Nur wer eine so genannte Elementarversicherung abgeschlossen hatte, bekommt seinen Schaden ersetzt. Doch in der Siedlung hat sich kaum jemand gegen Hochwasser versichert, niemand glaubte, dass so etwas passieren könne. Und zum anderen verlangen die Versicherer dort hohe Prämien, weil ja gleich nebenan der Deichsee liegt. Anders liegt der Fall bei einer 74-Jährigen, die in einer Souterrainwohnung lebt, in der ein Rohr geplatzt ist und deren Wohnung in wenigen Minuten 30 Zentimeter unter Wasser stand. Den Schaden deckt die Wohngebäudeversicherung mit ab.

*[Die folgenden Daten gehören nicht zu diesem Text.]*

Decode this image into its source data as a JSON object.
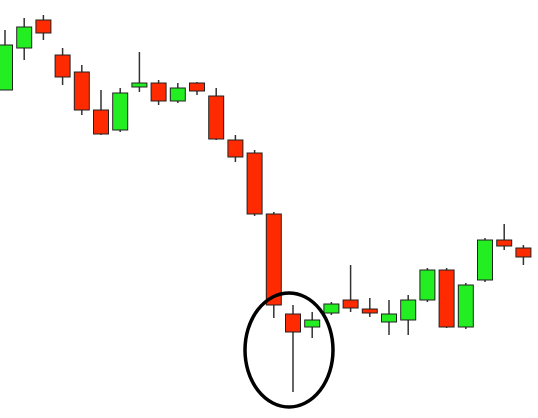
{
  "chart_data": {
    "type": "candlestick",
    "ylim": [
      0,
      418
    ],
    "colors": {
      "up": "#22ee22",
      "down": "#ff2a00"
    },
    "open": [
      328,
      370,
      398,
      363,
      346,
      308,
      288,
      331,
      335,
      317,
      335,
      322,
      278,
      265,
      204,
      104,
      91,
      105,
      118,
      109,
      96,
      98,
      118,
      148,
      91,
      138,
      178,
      170
    ],
    "high": [
      388,
      400,
      403,
      370,
      353,
      328,
      330,
      366,
      338,
      335,
      336,
      330,
      283,
      268,
      206,
      113,
      106,
      116,
      153,
      120,
      118,
      123,
      150,
      150,
      135,
      180,
      194,
      173
    ],
    "low": [
      328,
      358,
      378,
      333,
      303,
      283,
      286,
      326,
      313,
      315,
      323,
      278,
      256,
      202,
      100,
      26,
      80,
      103,
      106,
      101,
      83,
      83,
      116,
      90,
      89,
      136,
      168,
      153
    ],
    "close": [
      373,
      391,
      385,
      341,
      308,
      284,
      325,
      335,
      317,
      330,
      327,
      279,
      261,
      204,
      113,
      86,
      98,
      114,
      110,
      105,
      104,
      118,
      148,
      91,
      133,
      178,
      172,
      161
    ]
  }
}
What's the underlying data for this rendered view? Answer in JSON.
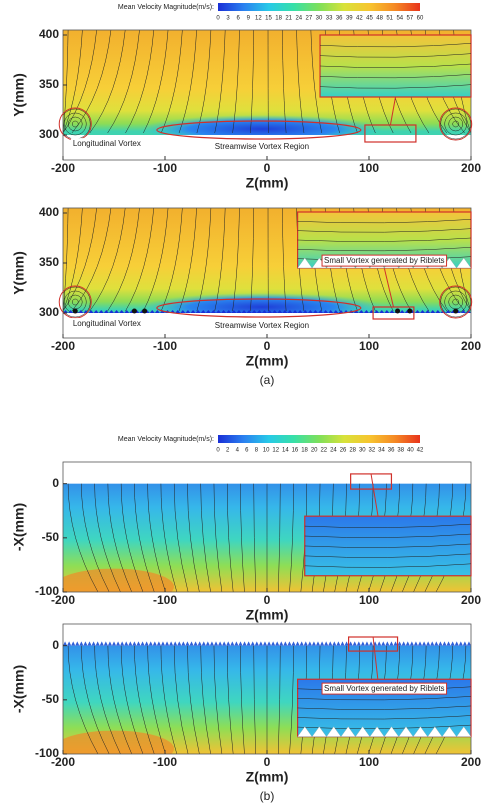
{
  "chart_data": [
    {
      "type": "contour",
      "xlabel": "Z(mm)",
      "ylabel": "Y(mm)",
      "xlim": [
        -200,
        200
      ],
      "ylim": [
        275,
        405
      ],
      "xticks": [
        -200,
        -100,
        0,
        100,
        200
      ],
      "yticks": [
        300,
        350,
        400
      ],
      "colorbar": {
        "label": "Mean Velocity Magnitude(m/s):",
        "range": [
          0,
          60
        ],
        "ticks": [
          0,
          3,
          6,
          9,
          12,
          15,
          18,
          21,
          24,
          27,
          30,
          33,
          36,
          39,
          42,
          45,
          48,
          51,
          54,
          57,
          60
        ],
        "colormap": [
          "#1a2fd6",
          "#2a7ff0",
          "#27c9e8",
          "#37e0a8",
          "#7ee05a",
          "#d8e23a",
          "#f7c52f",
          "#f58a25",
          "#e8341c"
        ]
      },
      "annotations": [
        "Longitudinal Vortex",
        "Streamwise Vortex Region"
      ]
    },
    {
      "type": "contour",
      "xlabel": "Z(mm)",
      "ylabel": "Y(mm)",
      "xlim": [
        -200,
        200
      ],
      "ylim": [
        275,
        405
      ],
      "xticks": [
        -200,
        -100,
        0,
        100,
        200
      ],
      "yticks": [
        300,
        350,
        400
      ],
      "annotations": [
        "Small Vortex generated by Riblets",
        "Longitudinal Vortex",
        "Streamwise Vortex Region"
      ],
      "panel_label": "(a)"
    },
    {
      "type": "contour",
      "xlabel": "Z(mm)",
      "ylabel": "-X(mm)",
      "xlim": [
        -200,
        200
      ],
      "ylim": [
        -100,
        20
      ],
      "xticks": [
        -200,
        -100,
        0,
        100,
        200
      ],
      "yticks": [
        -100,
        -50,
        0
      ],
      "colorbar": {
        "label": "Mean Velocity Magnitude(m/s):",
        "range": [
          0,
          42
        ],
        "ticks": [
          0,
          2,
          4,
          6,
          8,
          10,
          12,
          14,
          16,
          18,
          20,
          22,
          24,
          26,
          28,
          30,
          32,
          34,
          36,
          38,
          40,
          42
        ],
        "colormap": [
          "#1a2fd6",
          "#2a7ff0",
          "#27c9e8",
          "#37e0a8",
          "#7ee05a",
          "#d8e23a",
          "#f7c52f",
          "#f58a25",
          "#e8341c"
        ]
      }
    },
    {
      "type": "contour",
      "xlabel": "Z(mm)",
      "ylabel": "-X(mm)",
      "xlim": [
        -200,
        200
      ],
      "ylim": [
        -100,
        20
      ],
      "xticks": [
        -200,
        -100,
        0,
        100,
        200
      ],
      "yticks": [
        -100,
        -50,
        0
      ],
      "annotations": [
        "Small Vortex generated by Riblets"
      ],
      "panel_label": "(b)"
    }
  ]
}
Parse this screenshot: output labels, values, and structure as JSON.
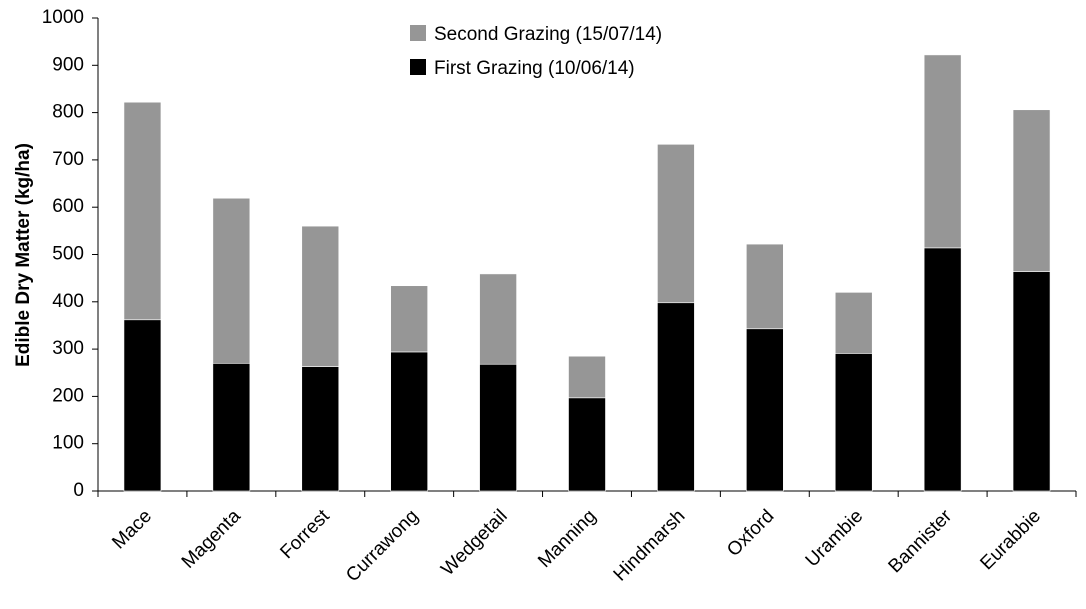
{
  "chart_data": {
    "type": "bar",
    "stacked": true,
    "title": "",
    "xlabel": "",
    "ylabel": "Edible Dry Matter (kg/ha)",
    "ylim": [
      0,
      1000
    ],
    "yticks": [
      0,
      100,
      200,
      300,
      400,
      500,
      600,
      700,
      800,
      900,
      1000
    ],
    "grid": false,
    "legend_position": "top-center",
    "categories": [
      "Mace",
      "Magenta",
      "Forrest",
      "Currawong",
      "Wedgetail",
      "Manning",
      "Hindmarsh",
      "Oxford",
      "Urambie",
      "Bannister",
      "Eurabbie"
    ],
    "series": [
      {
        "name": "First Grazing (10/06/14)",
        "color": "#000000",
        "values": [
          362,
          270,
          263,
          294,
          268,
          197,
          398,
          343,
          291,
          514,
          464
        ]
      },
      {
        "name": "Second Grazing (15/07/14)",
        "color": "#969696",
        "values": [
          460,
          349,
          297,
          140,
          191,
          88,
          335,
          179,
          129,
          408,
          342
        ]
      }
    ]
  }
}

Viel wichtiger als die Rückschau ist den Bewohnern der Siedlung aber der Blick nach vorne: Was können sie tun, was kann die Stadt tun, damit so etwas nicht noch einmal passiert? Beim Stadtentwässerungsbetrieb sieht man dabei vor allem die Eigentümer in der Pflicht: Ans Kanalnetz angeschlossene Häuser müssen einen Rückstauschutz am Kanalanschluss haben. Wer zur Miete wohnt, sollte von seinem Vermieter Auskunft darüber einfordern, dass dieser an alles gedacht hat. Rückstauklappen verhindern, dass Wasser von außen nach innen gedrückt wird.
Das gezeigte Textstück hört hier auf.